Source: Twitter via ‘princess polly’ search query
Canva, an Australian-founded global graphic-design tool website, announced on May 25th that they recently suffered a security incident. In their announcement, they state that a malicious attack occurred on their systems, exposing 139 million of their customers profile data. These data include customers’ usernames, names, email addresses and country. Furthermore, the hackers managed to obtain details on customers’ cryptographically protected passwords and OAuth login tokens, while briefly viewed files with a partial credit card and payment information. Like Princess Polly, Canva is currently implementing curative methods to remedy the situation by notifying their users to change their passwords, resetting their OAuth tokens, working with external IT and cybersecurity consultants as well as offering one-year free service to 1Password, a password management system.
Interestingly, password managers are not the ultimate solution. Storing multiple passwords into a centralised location only promotes more targeted hacks. Loopholes and security flaws also exist even with the most popular password managers. In fact, some users of 1Password, Dashlane, KeePass, LastPass and RoboForm had their passwords left exposed in their computer’s memory. Even worse, 1Password, LastPass and Roboform had some of their users’ master passwords left exposed. However, it is critical to note that everything online will always be vulnerable. Password managers are still an effective preventative method but digital users and providers should look to invest more into multifactor authenticators that use biometric data such as facial, iris, fingerprint or voice.
Westpac recently announced that they were targeted by a group of hackers who breached their PayID system. PayID is an online lookup system where users can search the bank’s database using a phone number or email address to display an account holder’s details. The hackers accessed around 98,000 of its customers’ personal details by filtering through over 600,000 random Australian numbers. A spokesperson stated that Westpac took “additional preventative actions which did not include a system shutdown” and that no further inappropriate activity was detected.
Source: Twitter via @anthonycr0
Today, the Australian National University announced that they suffered a massive data hack. A great sum of data was breached which included: names, addresses, phone numbers, dates of birth, emergency contact details, tax file numbers payroll information, bank account details, student academic records and student academic transcripts. With this amount of different types of data in the wrong hands, hackers can virtually impersonate users and conduct various scams such as identity theft and credit card fraud effortlessly. The university is currently working with IT and cybersecurity officials to determine the extent of the breach.
The underlying issue is that hackers can access systems via a loophole. Bear in mind, hackers often break into systems using the same access points that customers use. Therefore, more importance is emphasised during the user enrolment and verification phases in order to securely protect users’ personal data. After all, organisations have the ethical responsibility to ensure that they have the most secure and up to date protection implemented.
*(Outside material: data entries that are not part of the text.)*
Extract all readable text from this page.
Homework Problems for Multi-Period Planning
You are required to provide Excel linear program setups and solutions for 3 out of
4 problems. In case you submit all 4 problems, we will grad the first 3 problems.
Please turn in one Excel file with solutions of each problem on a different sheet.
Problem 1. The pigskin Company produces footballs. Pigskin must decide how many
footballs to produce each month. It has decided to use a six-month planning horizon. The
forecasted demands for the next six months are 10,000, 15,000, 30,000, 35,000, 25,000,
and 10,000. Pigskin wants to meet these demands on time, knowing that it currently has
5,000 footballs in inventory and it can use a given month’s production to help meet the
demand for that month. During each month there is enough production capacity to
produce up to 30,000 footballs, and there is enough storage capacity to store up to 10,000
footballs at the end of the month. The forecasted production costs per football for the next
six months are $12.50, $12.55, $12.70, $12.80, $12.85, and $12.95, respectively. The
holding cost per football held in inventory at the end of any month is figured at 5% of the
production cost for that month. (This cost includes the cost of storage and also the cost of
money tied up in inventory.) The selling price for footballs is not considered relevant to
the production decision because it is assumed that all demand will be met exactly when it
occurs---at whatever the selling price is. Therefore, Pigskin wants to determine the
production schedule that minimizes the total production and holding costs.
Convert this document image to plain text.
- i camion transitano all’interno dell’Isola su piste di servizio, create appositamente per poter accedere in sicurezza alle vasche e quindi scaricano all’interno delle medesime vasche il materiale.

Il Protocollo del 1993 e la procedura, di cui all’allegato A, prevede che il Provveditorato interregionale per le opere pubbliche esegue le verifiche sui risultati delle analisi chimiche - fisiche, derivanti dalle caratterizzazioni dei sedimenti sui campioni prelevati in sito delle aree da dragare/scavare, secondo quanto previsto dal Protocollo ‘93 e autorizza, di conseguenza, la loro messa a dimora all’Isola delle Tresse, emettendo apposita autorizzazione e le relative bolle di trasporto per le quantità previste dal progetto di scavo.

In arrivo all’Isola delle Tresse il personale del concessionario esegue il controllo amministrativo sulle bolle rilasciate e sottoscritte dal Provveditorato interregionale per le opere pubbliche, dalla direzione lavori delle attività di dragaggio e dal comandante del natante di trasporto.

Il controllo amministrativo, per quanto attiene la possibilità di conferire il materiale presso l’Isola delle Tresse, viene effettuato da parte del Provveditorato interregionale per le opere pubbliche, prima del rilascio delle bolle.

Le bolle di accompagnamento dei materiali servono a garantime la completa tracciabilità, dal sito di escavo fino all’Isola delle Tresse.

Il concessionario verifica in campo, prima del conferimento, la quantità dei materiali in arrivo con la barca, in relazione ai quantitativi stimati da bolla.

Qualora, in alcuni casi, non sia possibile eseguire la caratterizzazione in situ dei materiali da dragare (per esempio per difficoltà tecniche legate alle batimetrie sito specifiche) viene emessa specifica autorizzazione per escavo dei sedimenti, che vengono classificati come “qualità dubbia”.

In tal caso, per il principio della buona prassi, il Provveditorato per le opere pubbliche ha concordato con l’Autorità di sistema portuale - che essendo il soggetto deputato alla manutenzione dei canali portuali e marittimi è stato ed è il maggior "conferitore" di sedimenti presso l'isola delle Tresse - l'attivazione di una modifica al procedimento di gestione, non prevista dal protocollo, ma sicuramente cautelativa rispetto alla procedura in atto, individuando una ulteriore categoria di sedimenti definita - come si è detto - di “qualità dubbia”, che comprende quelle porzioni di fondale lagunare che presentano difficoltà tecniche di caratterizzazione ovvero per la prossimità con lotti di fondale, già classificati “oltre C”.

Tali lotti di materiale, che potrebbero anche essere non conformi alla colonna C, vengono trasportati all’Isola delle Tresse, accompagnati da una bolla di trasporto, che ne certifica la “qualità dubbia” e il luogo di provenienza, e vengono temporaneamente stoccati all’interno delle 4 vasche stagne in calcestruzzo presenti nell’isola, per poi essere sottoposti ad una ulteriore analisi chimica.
Character-based passwords, no matter how random, are not the most effective security measures anymore. Nowadays, users often use the same passwords for different platforms. As mentioned previously, multi-factor authentication using at least one biometric authentication is a better alternative. If a user is required to present their voice to access their accounts, it is less likely for hackers to breach their systems. ArmorVox by Auraya uses a random digit challenge to ensure recording someone saying one phrase does not provide access to hackers because each access requires the user to say a new random phrase with the authorised voice.
Further, biometric authenticators are becoming more accessible modern smartphones have high-quality microphones built in. Voice biometric technology, such as our ArmorVox engine, is already capable of verifying and authenticating users in milliseconds at very high-security settings. Additionally, our ArmorVox engine maintains an ethical and compliant approach in delivering its capabilities. For example, ArmorVox converts voice files into blobs of data. This means that users’ voice prints will not contain any personally identifiable information (PII), nor can hackers play the voice print audio or extract information from it.